I'll have much more on this, and Italy's cultural policy next week in light of Francesco Rutelli's comments at last Saturday's ARCA conference in Amelia Italy, including his thoughts on what other objects need to be returned, why they were sent back, and his thoughts on objects which had been acquired by Robin Symes.

Jul 14, 2009

Francesco Rutelli on the Euphronios Krater

File:Villa Giulia cortile 1040216-7.JPGThis Saturday I participated in the ARCA Conference on the study of art crime in Amelia Italy.  I'll have a lot more to say about my time in Italy, ARCA, and the masters course generally in the coming days, but I wanted to share one of the highlights.

One of the speakers, and the recipient of one of the ARCA awards was Francesco Rutelli, former Culture Minister of Italy.  Following his short discussion there was time for a couple of questions, and I was able to ask about his thoughts on the current disposition and position of the Euphronios Krater, on display here at the Villa Giulia.  Michael Kimmelman had an interesting piece last week in the New York Times, arguing "Italy’s biggest prize in the war against looting antiquities went on view recently at the Villa Giulia in Rome" but that "Italians didn’t seem to care much".  I found that to be pretty typical, as an American visiting Rome, itis not really easy to see how or it can be quite difficult to find where the Krater, or many of the other returned objects are currently on display, particularly in a city and country with so many beautiful objects and heritage sites, wich  which truly is an enormous open-air museum. 

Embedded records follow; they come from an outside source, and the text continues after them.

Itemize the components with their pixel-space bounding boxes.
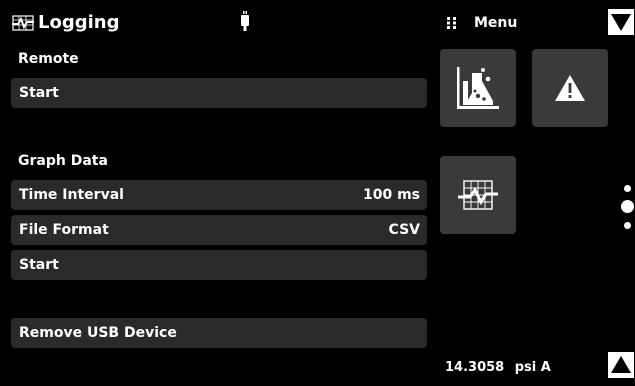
- graph-tile-button[interactable]: [440, 156, 516, 234]
- remote-start-button[interactable]: Start: [11, 78, 427, 108]
- arrow-up-icon: [611, 356, 631, 373]
- section-graph-data-label: Graph Data: [18, 153, 108, 169]
- pressure-unit: psi A: [514, 360, 551, 375]
- warning-tile-button[interactable]: [532, 49, 608, 127]
- remove-usb-button[interactable]: Remove USB Device: [11, 318, 427, 348]
- menu-button[interactable]: Menu: [474, 15, 517, 31]
- graph-icon: [458, 180, 498, 210]
- time-interval-value: 100 ms: [362, 187, 420, 203]
- page-dot-active: [621, 200, 634, 213]
- pressure-value: 14.3058: [445, 360, 505, 375]
- menu-grid-icon[interactable]: [446, 15, 458, 29]
- pressure-reading: 14.3058 psi A: [445, 360, 551, 375]
- scroll-up-button[interactable]: [608, 352, 634, 378]
- file-format-row[interactable]: File Format CSV: [11, 215, 427, 245]
- page-dot: [624, 185, 631, 192]
- scroll-down-button[interactable]: [608, 9, 634, 35]
- graph-start-label: Start: [19, 257, 59, 273]
- lab-tile-button[interactable]: [440, 49, 516, 127]
- time-interval-label: Time Interval: [19, 187, 124, 203]
- lab-flask-icon: [457, 67, 499, 109]
- section-remote-label: Remote: [18, 51, 79, 67]
- arrow-down-icon: [611, 14, 631, 31]
- page-title: Logging: [38, 12, 120, 33]
- remove-usb-label: Remove USB Device: [19, 325, 177, 341]
- logging-graph-icon: [12, 14, 34, 32]
- warning-icon: [555, 75, 585, 101]
- page-dot: [624, 222, 631, 229]
- time-interval-row[interactable]: Time Interval 100 ms: [11, 180, 427, 210]
- page-indicator: [621, 183, 634, 233]
- graph-start-button[interactable]: Start: [11, 250, 427, 280]
- usb-icon: [240, 10, 250, 32]
- file-format-value: CSV: [388, 222, 420, 238]
- file-format-label: File Format: [19, 222, 109, 238]
- remote-start-label: Start: [19, 85, 59, 101]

I asked Rutelli about that, about how Italian's don't seem all that interested in the Krater and how not many people are visiting it.  He responded with what I thought was a pretty thoughtful answer.  He stated that the piece is in "the correct place" and that in "scientific terms it is correct".  It is an Etruscan object, and the Villa Giulia is the Etruscan museum—arguing that if the piece had been properly and legally excavated from Cerveteri, this is where the piece would have been displayed.

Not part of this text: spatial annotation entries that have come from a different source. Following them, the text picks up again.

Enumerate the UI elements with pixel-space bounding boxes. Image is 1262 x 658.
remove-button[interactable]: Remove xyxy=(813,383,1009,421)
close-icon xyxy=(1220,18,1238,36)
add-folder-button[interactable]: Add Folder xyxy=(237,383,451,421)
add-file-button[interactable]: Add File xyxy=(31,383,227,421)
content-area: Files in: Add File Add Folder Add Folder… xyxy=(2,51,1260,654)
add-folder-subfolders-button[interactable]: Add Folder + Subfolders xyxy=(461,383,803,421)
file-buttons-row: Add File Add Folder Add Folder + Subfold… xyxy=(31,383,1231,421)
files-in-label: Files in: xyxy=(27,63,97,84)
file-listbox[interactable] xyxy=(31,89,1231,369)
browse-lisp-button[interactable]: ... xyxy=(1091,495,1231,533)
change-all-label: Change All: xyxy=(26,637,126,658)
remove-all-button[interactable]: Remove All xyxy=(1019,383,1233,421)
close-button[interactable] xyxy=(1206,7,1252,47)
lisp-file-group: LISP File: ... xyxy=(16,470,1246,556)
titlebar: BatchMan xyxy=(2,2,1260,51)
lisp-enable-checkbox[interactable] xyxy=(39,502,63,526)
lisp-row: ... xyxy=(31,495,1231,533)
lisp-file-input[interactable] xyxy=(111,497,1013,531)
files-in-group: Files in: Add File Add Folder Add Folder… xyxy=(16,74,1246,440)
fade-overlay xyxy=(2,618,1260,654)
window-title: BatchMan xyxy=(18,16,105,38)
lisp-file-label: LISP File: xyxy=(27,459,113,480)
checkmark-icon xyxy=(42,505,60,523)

He did acknowledge though, that there may have been problems with "publicity and information", a problem he traces to the current government, which he argued "should do more", and these repatriated objects should all be displayed together as part of a meaningful message. 

He had a lot of interesting things to say, and the presentation of the award, and the audience of ARCA Masters students, interested observers, and reporters gave him an opportunity to look back on the repatriations of the last few years; and of course he was the public face of much of the negotiations between Italy and many North American museums.  Though he did point out that it was not just North American institutions.  Repatriations were also reached with Japanese and other European institutions—a fact often overlooked.  I'll have much more to say about his other comments, which included Robin Symes, and a kind of a response to James Cuno, in the next few days.